IGU President, Madam Li Yalan stressed:
The energy crisis reminded the world that only when energy is affordable and secure can it become truly sustainable. So many developing countries in AsiaAfrica, and South America, will continue to need more gas to fuel the economy, to reduce air pollution and emissions. It is clear, to build sustainable and affordable energy systems for all, gas investments are urgently needed alongside more renewables.

LNG has been critical to navigate through the crisis, offsetting the shortage and keeping the lights on in Europe, yet global supply shortage and exceptionally high prices left some countries in Asia in the dark. In 2022, Europe’s LNG imports surged by 69% to reach 169 bcm, amidst a tightly supplied global market.
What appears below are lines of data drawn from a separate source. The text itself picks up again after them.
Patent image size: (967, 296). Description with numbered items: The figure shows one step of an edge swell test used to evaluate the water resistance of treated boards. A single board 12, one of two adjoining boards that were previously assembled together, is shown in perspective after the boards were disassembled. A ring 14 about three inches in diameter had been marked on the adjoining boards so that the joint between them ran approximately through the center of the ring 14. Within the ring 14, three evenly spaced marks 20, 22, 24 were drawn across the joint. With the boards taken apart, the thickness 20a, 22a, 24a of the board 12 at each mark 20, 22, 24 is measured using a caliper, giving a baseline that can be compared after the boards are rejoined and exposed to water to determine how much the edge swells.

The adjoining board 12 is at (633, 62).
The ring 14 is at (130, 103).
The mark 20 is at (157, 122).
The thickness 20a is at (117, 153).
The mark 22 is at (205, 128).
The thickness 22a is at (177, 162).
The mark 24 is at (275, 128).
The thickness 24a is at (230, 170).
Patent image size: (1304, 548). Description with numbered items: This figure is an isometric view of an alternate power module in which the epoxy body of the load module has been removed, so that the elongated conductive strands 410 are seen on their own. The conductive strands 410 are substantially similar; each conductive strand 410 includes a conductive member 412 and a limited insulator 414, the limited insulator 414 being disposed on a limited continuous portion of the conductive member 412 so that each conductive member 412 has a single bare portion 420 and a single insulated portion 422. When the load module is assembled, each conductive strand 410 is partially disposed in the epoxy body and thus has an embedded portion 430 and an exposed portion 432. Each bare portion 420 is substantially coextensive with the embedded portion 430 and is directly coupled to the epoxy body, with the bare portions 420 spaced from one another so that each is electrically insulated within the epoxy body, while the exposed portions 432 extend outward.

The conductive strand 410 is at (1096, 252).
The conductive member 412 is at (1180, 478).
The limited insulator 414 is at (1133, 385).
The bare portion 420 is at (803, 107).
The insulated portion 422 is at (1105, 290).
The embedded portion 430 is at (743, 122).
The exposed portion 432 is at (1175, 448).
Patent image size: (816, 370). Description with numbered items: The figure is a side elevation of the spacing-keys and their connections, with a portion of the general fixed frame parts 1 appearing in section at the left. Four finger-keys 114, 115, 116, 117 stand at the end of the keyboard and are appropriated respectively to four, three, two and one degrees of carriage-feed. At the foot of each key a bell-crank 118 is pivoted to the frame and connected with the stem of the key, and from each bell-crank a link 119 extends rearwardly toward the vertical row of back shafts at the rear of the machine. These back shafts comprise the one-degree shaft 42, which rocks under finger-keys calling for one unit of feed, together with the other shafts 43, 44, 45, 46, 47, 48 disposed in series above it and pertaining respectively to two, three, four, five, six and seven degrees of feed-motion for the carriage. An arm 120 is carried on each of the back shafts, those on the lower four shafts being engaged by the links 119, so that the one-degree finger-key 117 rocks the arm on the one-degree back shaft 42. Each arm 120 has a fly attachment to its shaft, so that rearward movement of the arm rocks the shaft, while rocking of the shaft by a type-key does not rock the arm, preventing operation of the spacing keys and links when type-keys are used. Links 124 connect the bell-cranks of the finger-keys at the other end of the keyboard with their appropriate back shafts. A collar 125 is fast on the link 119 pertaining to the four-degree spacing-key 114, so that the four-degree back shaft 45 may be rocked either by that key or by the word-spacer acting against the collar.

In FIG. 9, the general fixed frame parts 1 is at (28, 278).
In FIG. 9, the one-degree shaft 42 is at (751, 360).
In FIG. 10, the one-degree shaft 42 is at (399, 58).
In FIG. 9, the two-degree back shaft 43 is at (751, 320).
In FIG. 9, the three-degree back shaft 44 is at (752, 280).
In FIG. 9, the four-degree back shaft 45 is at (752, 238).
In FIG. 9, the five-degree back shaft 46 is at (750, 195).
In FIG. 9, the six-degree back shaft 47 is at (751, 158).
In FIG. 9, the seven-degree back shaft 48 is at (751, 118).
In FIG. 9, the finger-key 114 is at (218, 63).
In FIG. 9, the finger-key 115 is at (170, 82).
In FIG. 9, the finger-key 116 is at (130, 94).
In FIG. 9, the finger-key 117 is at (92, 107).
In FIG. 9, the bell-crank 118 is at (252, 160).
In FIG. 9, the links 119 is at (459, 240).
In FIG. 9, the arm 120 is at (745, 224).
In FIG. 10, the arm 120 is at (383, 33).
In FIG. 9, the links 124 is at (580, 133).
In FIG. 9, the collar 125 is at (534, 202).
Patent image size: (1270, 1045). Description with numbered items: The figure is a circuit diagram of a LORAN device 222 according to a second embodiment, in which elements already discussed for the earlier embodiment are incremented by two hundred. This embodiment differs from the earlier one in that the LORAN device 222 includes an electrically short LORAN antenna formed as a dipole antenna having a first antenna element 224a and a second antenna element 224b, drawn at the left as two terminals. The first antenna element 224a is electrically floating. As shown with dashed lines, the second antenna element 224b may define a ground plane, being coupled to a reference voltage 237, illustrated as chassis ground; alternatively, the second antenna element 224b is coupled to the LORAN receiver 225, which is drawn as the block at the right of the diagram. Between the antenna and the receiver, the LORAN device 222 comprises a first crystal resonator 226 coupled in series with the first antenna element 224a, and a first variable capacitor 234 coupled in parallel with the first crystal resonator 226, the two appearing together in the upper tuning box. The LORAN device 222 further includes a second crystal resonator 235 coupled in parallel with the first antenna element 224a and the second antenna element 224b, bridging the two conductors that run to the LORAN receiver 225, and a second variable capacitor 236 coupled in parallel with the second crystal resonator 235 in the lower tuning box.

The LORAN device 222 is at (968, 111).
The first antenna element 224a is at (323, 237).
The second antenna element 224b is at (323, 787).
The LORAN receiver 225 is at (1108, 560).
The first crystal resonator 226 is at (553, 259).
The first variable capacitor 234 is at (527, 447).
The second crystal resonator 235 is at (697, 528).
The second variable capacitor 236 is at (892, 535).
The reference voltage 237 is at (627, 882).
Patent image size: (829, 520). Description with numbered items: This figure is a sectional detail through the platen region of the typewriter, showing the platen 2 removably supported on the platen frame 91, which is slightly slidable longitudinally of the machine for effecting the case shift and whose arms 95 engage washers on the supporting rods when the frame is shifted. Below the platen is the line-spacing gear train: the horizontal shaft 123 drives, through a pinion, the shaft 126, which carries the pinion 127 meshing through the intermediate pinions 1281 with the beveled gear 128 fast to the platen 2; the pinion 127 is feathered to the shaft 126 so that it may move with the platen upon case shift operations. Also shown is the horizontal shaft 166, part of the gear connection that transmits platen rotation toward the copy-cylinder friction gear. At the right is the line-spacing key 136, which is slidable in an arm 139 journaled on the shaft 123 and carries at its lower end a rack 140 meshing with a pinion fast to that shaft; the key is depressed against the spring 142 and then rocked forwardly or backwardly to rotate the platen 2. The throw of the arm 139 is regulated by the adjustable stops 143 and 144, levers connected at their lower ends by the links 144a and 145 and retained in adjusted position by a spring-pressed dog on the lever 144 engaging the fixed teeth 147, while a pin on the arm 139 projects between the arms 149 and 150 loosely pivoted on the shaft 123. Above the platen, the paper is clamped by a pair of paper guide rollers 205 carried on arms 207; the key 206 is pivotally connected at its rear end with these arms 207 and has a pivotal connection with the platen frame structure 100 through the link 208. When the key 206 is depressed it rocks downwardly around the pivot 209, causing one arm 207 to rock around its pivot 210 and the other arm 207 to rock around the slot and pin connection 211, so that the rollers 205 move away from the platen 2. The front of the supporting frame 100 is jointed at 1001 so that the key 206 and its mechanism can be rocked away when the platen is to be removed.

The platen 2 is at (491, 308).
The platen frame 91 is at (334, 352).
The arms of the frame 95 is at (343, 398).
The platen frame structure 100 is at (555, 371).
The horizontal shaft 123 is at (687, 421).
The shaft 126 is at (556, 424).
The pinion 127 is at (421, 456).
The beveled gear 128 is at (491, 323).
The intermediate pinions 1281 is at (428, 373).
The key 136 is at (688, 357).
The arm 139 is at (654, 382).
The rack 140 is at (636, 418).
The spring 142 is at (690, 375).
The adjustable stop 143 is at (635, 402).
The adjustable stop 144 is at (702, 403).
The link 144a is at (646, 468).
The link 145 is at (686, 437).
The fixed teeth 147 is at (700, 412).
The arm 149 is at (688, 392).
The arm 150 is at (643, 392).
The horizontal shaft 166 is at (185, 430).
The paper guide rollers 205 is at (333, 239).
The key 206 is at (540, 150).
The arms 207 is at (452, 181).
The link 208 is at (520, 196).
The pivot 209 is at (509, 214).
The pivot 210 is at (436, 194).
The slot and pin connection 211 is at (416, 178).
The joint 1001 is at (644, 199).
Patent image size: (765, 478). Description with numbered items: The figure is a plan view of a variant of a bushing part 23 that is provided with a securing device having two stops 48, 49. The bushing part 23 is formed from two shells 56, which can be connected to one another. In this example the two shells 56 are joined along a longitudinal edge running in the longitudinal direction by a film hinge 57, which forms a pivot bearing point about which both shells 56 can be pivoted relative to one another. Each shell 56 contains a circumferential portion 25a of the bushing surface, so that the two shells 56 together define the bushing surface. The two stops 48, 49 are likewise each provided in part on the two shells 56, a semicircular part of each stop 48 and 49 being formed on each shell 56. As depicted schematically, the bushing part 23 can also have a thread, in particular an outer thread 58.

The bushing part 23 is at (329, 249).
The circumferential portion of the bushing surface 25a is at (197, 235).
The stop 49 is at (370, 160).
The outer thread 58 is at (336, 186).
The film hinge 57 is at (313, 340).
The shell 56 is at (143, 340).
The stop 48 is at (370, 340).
To restore the global LNG security of supply, the current shortfall needs addressing. Despite recent optimism, the investment growth is occurring on the back of a prolonged low-investment period, and the total level and off-take agreements are still short to produce sufficient supply.  In the period between 2014 and 2020, gas supply development investments dropped by 58%, and only started to marginally recover in 2021.

Analysis of future potential trajectories of global gas market fundamentals towards 2030 illustrates that continued investments in natural gas value chain are needed to cope with global demand and likely growth in some regions.   International energy outlooks project a wide range of scenarios for the supply and demand of gas to 2030 and beyond. The most aggressive 1.5-degree decarbonisation scenarios project reduced global energy demand with high rates of technology and behavioural change and are subject to extremely high uncertainty, especially in the short to medium term. The current pipeline of natural gas and low carbon gases projects will not satisfy many of the possible demand outlooks.  Without further investment, the current existing and approved gas production level is expected to reach roughly 4,100 bcm in 2023, declining to 3,100 bcm in 2030 and further to just under 1,000 bcm in 2050, due to asset maturation and natural decline.  At the end of 2022, the global supply capacity of low carbon hydrogen stood at 3.2 million tonnes per annum and biomethane stood close to 7 bcm, which is orders of magnitude lower than most 2030 targets.

Total global energy CO2 emissions in 2022 reached another record with a 1.1% yearly growth.   High gas prices led to gas-to-coal switching and an all-time high in emissions from coal, reaching about 16.8 giga-tonnes of CO2e. 2022 and 2023 continued the decade-long trend with coal having a 40% share of global power sector emissions, while the global economic engines and major energy consumers like China and India increased their coal usage and approved new coal plants to mitigate energy security risks. In the first half of 2023, lower gas prices, nuclear recovery, and power production from renewable energy sources have reduced coal consumption and emissions, especially in Europe.